1984 yılının kasım ayında, Kırklareli’ye bağlı Podkova köyünde yaşayan halk büyük bir korku içindeydi.
O dönemde, köylüler askerlik görevini yerine getiren yedek subaylar olarak göreve çağrılmış ve onlardan, Bulgaristan’daki Türklerin “ulusal bilinçlenme” sürecine yönelik bir etkinliğe katılmaları istenmiştir.
Birçok köylü, evlerinde kalmaktan çekinmiş ve bazıları, güvenlik amacıyla farklı bölgelere gitmiş veya yakınlarının yanına sığınmıştı. Pek çok kişi, etrafındaki ormanlarda saklanmıştı. İnsanlar, bu sürecin artık sadece sınırlı bir alanda değil, tüm köydeki Türk-Arab isimlerinin değiştirilmesi aşamasına geçtiğini fark etmişti.
Aslında, isim değiştirme süreci yıllar önce başlamıştı. İlk olarak, Bulgarca konuşan Müslümanların isimleri zorla değiştirilmiş, ardından karışık Bulgar-Türk evliliklerinden doğan kişilerin isimleri de değiştirilmişti. Bu değişim, dönemin komünist hükümetinin başlattığı bir kampanyanın parçasıydı.
Asimilasyonun Şiddetli Uygulanışı ve Toplumdaki Tepkiler
Kasım 1984’ün ortalarından itibaren, isim değişikliği süreci artık Devlet Güvenlik Teşkilatı (DS) bürolarında tartışılmaya başlanmıştı – komünist rejimin baskıcı yapıları. Bu dönemde Türkler, yaşananları zorla dayatılan bir “Bulgarlaştırma” süreci olarak algılıyor ve buna karşı çıkıyorlardı.
Devlet Güvenliği, bu dönemde Türkiye’ye gönderilen mektuplarda belirgin bir artış fark etti.
Bu mektuplarda, kitlesel ve zorla yapılan isim değişikliklerine açıkça değiniliyordu. Bu durumu bekleyen yetkililer, ayrıca “milliyetçi eğilimlerin” Türkler arasında arttığını da gözlemliyorlardı. Mektuplar, genellikle ailelerinden yardım isteyen ve Bulgaristan’dan göç etmelerini talep eden çaresiz çağrılarla sona eriyordu.
İsim değişikliği süreci gerçekten de büyük bir acımasızlıkla uygulanıyordu.
Köyler, aynı anda asker ve polis tarafından kuşatılıyordu. Bazı yerleşim yerlerine tanklar ve silahlarla saldırılar düzenleniyordu. Bu yüzden, bu şiddetli uygulamalara karşı direnişin yükselmesi hiç de şaşırtıcı değildi.
Direniş, özellikle yılın son günlerinde belirginleşmişti.
Türk nüfusunun tam anlamıyla asimile edilmesi kararı, 20. yüzyılın 70’li yıllarının ikinci yarısında şekillenmeye başlamıştı. Ancak, bu asimilasyon süreci yalnızca politik bir strateji değildi; aynı zamanda tarihsel bir arka planla da destekleniyordu. 1950’lerin sonlarından itibaren, tarih bilimi bu tür bir zorla asimilasyonu meşrulaştırmaya yönelik bir proto-ideoloji oluşturma sürecine de katkı sağlamıştı.
1980’lerin başında ise, komünist yönetimin bakış açıları daha sertleşmiş ve bu politika daha da pekiştirilmişti.

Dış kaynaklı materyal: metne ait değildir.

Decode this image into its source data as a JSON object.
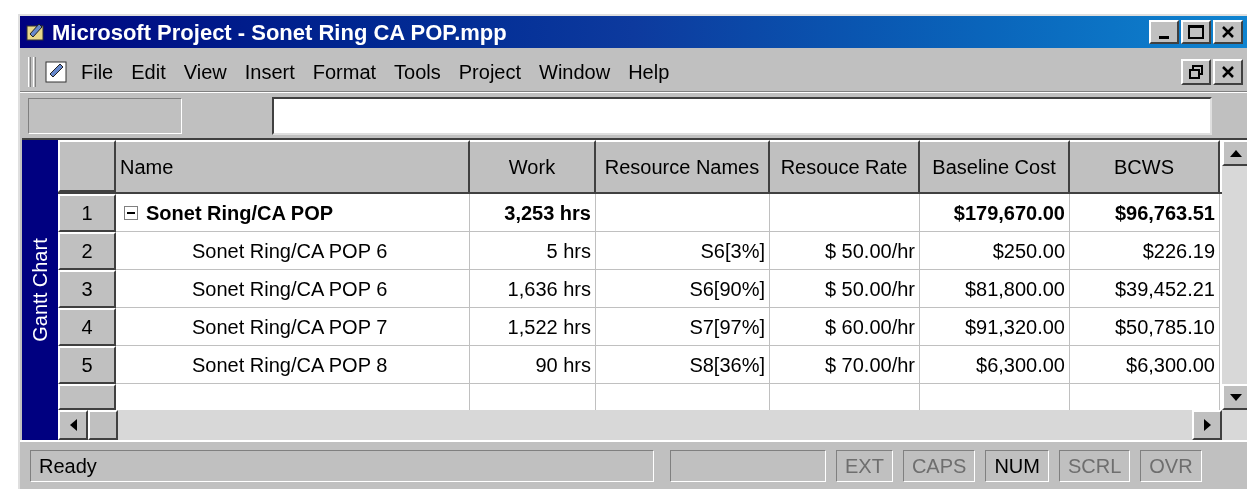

Ayrıca, Bulgar halkının eğitim sistemi, Osmanlı İmparatorluğu’na karşı güçlü bir antipati ve “Türk egemenliği”ne dair sürekli bir propagandayla şekillendirilmişti. 70’li yıllarda, tarih ders kitaplarında “Türk egemenliği” ifadesi yerini “Osmanlı yönetimi”ne bırakmıştı ancak bu terim, halk edebiyatı ve medyalar aracılığıyla canlı tutuluyordu.
Bu ortamda, siyasi otorite için halkı harekete geçirmek ve milliyetçi duyguları körüklemek oldukça kolaydı.
Eğitim ve medya, istediğinde hükümetin elindeki güçlü bir araç haline gelmişti.
Bu da, devletin toplum üzerinde büyük bir kontrol ve etki sağlamak adına önemli bir kaynak oluşturuyordu.